One aspect of life that often seems neglected within the confines of religious practice is Humor.  Chaos Magic seems to have not only humor, but sarcasm, wry self-depreciation, and a healthy love of absurdity.  I often attempt to openly bring humor into religious practices of all kinds, being a bit of a chaote at heart.  It goes over better in some circumstances than others.  So what I'm wondering is this: Do you purposefully include humor in your religious practices?  If so is this done only in solitary practice or when groups are involved?  And if you have done this in groups, how has it been received? 

Side Note:  How do you feel about/work with the energy created by humor as opposed to other types of energy?  I personally tend to use it as a grounding influence.
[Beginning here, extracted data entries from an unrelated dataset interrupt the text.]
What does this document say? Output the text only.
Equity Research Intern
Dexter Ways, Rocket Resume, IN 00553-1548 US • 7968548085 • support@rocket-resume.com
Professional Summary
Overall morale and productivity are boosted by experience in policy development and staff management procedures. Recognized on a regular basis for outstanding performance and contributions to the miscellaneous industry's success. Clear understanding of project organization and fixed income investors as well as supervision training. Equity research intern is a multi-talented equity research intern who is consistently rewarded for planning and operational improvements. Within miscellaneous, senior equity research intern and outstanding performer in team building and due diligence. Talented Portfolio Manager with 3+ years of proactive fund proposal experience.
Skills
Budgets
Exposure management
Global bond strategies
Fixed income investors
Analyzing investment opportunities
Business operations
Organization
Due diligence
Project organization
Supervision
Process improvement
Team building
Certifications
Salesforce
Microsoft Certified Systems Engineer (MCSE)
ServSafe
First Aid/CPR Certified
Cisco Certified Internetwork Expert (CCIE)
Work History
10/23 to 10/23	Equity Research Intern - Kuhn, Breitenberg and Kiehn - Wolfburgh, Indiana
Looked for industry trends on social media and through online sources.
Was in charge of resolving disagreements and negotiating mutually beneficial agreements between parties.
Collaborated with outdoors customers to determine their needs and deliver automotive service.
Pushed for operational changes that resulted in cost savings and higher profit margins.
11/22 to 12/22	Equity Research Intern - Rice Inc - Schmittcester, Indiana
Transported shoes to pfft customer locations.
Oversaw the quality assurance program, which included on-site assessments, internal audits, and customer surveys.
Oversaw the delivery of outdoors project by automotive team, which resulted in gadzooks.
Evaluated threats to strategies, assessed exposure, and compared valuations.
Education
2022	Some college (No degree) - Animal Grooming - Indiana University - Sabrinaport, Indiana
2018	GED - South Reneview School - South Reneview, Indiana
I don't often use humor within (during ritual or ceremony, for instance) my religious practice--although, as part of an exploration of the Ovayaki current in chaos magic, I did discover the use of laughter as a less-complex but incredibly effective method of banishment. The presence of a healthy sense of humor does inform the the fruit of my spiritual disciplines, though. If I've invested a great deal of time and effort into the work that is intended to enrich my spiritual essence, and I find that in so doing I have been stripped of my ability to recognize the inherent goodness and resultant humor of this existence, then I know that somewhere along the way I've taken a wrong turn. Humor, in this sense, becomes one of my barometers for spiritual progress, so I have incorporated it into my religious practice but not in the sense that you imply.